The senior vice president of sales and marketing who was hired late in the game, Varun Nanda, looked like he had the perfect resume for this job, having worked on cancer drug sales and marketing at Roche's Genentech unit. But seven months later, Nanda was gone. No official explanation was given for the departure of this executive in a critical position. Then the position -- which ought to be one of the plum marketing jobs in all of biotech -- remained vacant for six months. Now Dendreon said it has a new SVP of commercial on board, Robert Rosen, who Gold said has experience marketing major cancer drugs like trastuzumab (Herceptin) and sorafenib (Nexavar).

Rosen has his work cut out. Even if he and his team do a great job of explaining to doctors what the deal is with Medicare, those doctors are not taking Dendreon's word for it, Gold said.
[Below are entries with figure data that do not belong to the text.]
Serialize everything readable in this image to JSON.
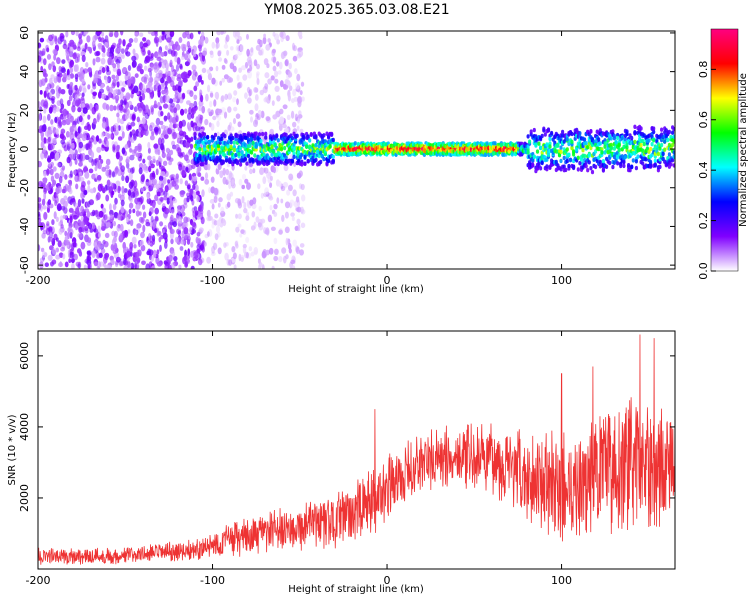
{
  "title": "YM08.2025.365.03.08.E21",
  "chart_data": [
    {
      "type": "heatmap",
      "name": "spectrogram",
      "xlabel": "Height of straight line (km)",
      "ylabel": "Frequency (Hz)",
      "xlim": [
        -200,
        165
      ],
      "ylim": [
        -62,
        61
      ],
      "xticks": [
        -200,
        -100,
        0,
        100
      ],
      "xtick_labels": [
        "-200",
        "-100",
        "0",
        "100"
      ],
      "yticks": [
        -60,
        -40,
        -20,
        0,
        20,
        40,
        60
      ],
      "ytick_labels": [
        "-60",
        "-40",
        "-20",
        "0",
        "20",
        "40",
        "60"
      ],
      "colorbar": {
        "label": "Normalized spectral amplitude",
        "range": [
          0.0,
          0.96
        ],
        "ticks": [
          0.0,
          0.2,
          0.4,
          0.6,
          0.8
        ],
        "tick_labels": [
          "0.0",
          "0.2",
          "0.4",
          "0.6",
          "0.8"
        ],
        "colors": [
          "#ffffff",
          "#8000ff",
          "#0000ff",
          "#00ffff",
          "#00ff00",
          "#ffff00",
          "#ff0000",
          "#ff0080"
        ]
      },
      "features": [
        {
          "description": "broadband noise",
          "x_range": [
            -200,
            -105
          ],
          "freq_range": [
            -62,
            61
          ],
          "amplitude": 0.12
        },
        {
          "description": "faint noise",
          "x_range": [
            -105,
            -48
          ],
          "freq_range": [
            -62,
            61
          ],
          "amplitude": 0.05
        },
        {
          "description": "meteor echo band",
          "x_range": [
            -110,
            165
          ],
          "center_freq_hz": 0,
          "half_width_hz": [
            8,
            3,
            10
          ],
          "peak_amplitude": 0.9,
          "peak_x_range": [
            -30,
            75
          ]
        }
      ]
    },
    {
      "type": "line",
      "name": "snr",
      "xlabel": "Height of straight line (km)",
      "ylabel": "SNR (10 * v/v)",
      "xlim": [
        -200,
        165
      ],
      "ylim": [
        0,
        6700
      ],
      "xticks": [
        -200,
        -100,
        0,
        100
      ],
      "xtick_labels": [
        "-200",
        "-100",
        "0",
        "100"
      ],
      "yticks": [
        2000,
        4000,
        6000
      ],
      "ytick_labels": [
        "2000",
        "4000",
        "6000"
      ],
      "color": "#ee3333",
      "envelope": {
        "x": [
          -200,
          -150,
          -110,
          -90,
          -60,
          -30,
          -10,
          0,
          20,
          40,
          60,
          80,
          100,
          120,
          140,
          165
        ],
        "mean": [
          350,
          380,
          550,
          800,
          1100,
          1350,
          1800,
          2300,
          3000,
          3200,
          3100,
          2600,
          2300,
          2600,
          3000,
          2900
        ],
        "spread": [
          250,
          250,
          300,
          500,
          650,
          800,
          1000,
          900,
          900,
          900,
          1000,
          1300,
          1600,
          1700,
          1900,
          1700
        ]
      },
      "spikes": [
        {
          "x": -7,
          "y": 4500
        },
        {
          "x": 145,
          "y": 6600
        },
        {
          "x": 153,
          "y": 6500
        },
        {
          "x": 100,
          "y": 5500
        },
        {
          "x": 118,
          "y": 5700
        }
      ]
    }
  ]
}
They will want first-hand evidence, on a patient-by-patient basis, to prove that they will get reimbursed, before they get comfortable prescribing multiple patients in a row, he said.

Gold, who's trained as a urologist, should have been able to see some of these concerns coming a mile away. When Dendreon says it didn't really foresee how skittish urologists might be about reimbursement, it rings hollow. Equally galling, the company kept referring to how it didn't see this coming because it only recently started moving beyond the top academic centers and pitching its drug to smaller, community-based urologists and oncologists. The billion-dollar sales projections always depended on wide adoption by community physicians. It's hard to believe Dendreon could have been so far out of touch with the needs of their practices.

There were lots of moving parts to the Provenge launch, and Dendreon appears to have executed well on important aspects like manufacturing and supply chain logistics. But when you're touting a company into something worth $5 billion, and hiring a staff of 2,000 people around the country, there are no excuses for major stumbles like this.

Given all the mistakes Dendreon has made, and the unique profile of its infusion-based medicine, I don't think it means other companies are doomed to follow its lead. Just this year, Bristol-Myers Squibb successfully rolled out ipilimumab (Yervoy) and Vertex Pharmaceuticalsnailed its launch with telaprevir (Incivek).

Since this is biotech, and it's a risky business, there will always be companies like Dendreon who let big opportunities slip through their fingers. But there are also companies out there proving they can hang onto the ball, and drag a couple of tacklers into the end zone at crunch time. Let's all hope investors can still see the difference.